Signs of Type 1 Diabetes in Children
Children with type 1 diabetes generally begin developing symptoms quickly. In most cases, these symptoms will show up in just a few weeks. Signs of diabetes in children to look for include:
- Intense Hunger – Since insulin is not moving into a child’s cells, the organs and muscles do not get enough energy. This results in intense hunger.
- Fatigue – Cells become sugar deprived, which means they don’t get the energy they need, which may result in fatigue and lethargy.
- Excessive Thirst and Urination – Since sugar begins building up in the bloodstream, fluid is pulled out of body tissues. This often leaves children feeling excessively thirsty. The excessive thirst often results in frequent urination.
- Blurry Vision – High blood sugar may result in fluid being pulled away from the eye lenses, causing blurred vision.
- Weight Loss – Although a child may be eating more, he still may lose weight quickly because the cells are not getting their energy sugar supplies. This symptom is one of the first diabetes symptoms in children notice.
- Irritability – Parents may notice that their child seems irritable or moody.
- Yeast Infections – The excess sugar in the bloodstream may result in yeast infections, such as genital yeast infections in girls or yeast caused diaper rash in babies.

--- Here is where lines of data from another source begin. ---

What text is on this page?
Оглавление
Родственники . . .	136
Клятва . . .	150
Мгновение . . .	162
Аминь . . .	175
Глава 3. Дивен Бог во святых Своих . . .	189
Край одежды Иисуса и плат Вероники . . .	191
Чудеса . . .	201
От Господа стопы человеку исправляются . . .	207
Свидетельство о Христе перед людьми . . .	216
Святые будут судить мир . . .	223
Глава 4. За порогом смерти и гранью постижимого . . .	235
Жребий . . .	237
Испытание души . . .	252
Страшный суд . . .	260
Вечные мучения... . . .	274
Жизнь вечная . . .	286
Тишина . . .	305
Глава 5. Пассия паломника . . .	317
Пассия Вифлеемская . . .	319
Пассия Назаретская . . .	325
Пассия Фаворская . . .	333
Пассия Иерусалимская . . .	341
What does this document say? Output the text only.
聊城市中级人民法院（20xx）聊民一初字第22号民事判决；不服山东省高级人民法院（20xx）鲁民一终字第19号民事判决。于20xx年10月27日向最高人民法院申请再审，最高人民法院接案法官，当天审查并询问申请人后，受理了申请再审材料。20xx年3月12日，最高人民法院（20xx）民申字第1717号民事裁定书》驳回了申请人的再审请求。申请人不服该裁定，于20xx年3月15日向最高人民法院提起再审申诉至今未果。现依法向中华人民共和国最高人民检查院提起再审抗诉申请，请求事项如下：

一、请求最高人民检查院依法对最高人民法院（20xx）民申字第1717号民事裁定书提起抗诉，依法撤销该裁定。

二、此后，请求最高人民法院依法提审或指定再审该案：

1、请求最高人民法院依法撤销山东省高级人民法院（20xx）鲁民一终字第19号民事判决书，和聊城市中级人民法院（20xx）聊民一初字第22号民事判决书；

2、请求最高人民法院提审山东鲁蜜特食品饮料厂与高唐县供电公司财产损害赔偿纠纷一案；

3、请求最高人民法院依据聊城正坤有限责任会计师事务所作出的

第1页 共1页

Type 2 Diabetes Symptoms in Children
While the signs of diabetes in children with type 1 diabetes generally develop quickly, the symptoms of type 2 diabetes often develop over time. In fact, some children that have this type of diabetes display no symptoms. The following are common signs of type 2 diabetes in children:
- Increase in Thirst and Urination – As the body pulls fluid from tissues to deal with all the glucose in the bloodstream, an increase in thirst often occurs. Since children drink more, it also results in increased urination.
- Weight Loss – Children may lose weight as fat stores and muscle tissues shrink because cells no longer get the energy they need.
- Regularly Infections or Slow Healing – Your child’s ability to fight off infections and his ability to heal may be affected by type 2 diabetes.
- Increase in Hunger – Even after eating, children may complain of hunger since the body is not getting the energy it needs.
- Patches of Darkened Skin – Patches of darkened skin, specifically around the neck or the armpits, may be a sign that your child is insulin resistant.
- Fatigue – Children often become fatigued or irritable easily because their cells fail to get sugar.
What to Do if Your Child Displays the Early Signs of Diabetes
If parents notice any of the early signs of diabetes in their children, it is important to have the child seen by their pediatrician. Even if your child does not display symptoms of diabetes, parents may want to have their child’s physician perform a diabetes screening if the child has multiple risk factors for diabetes.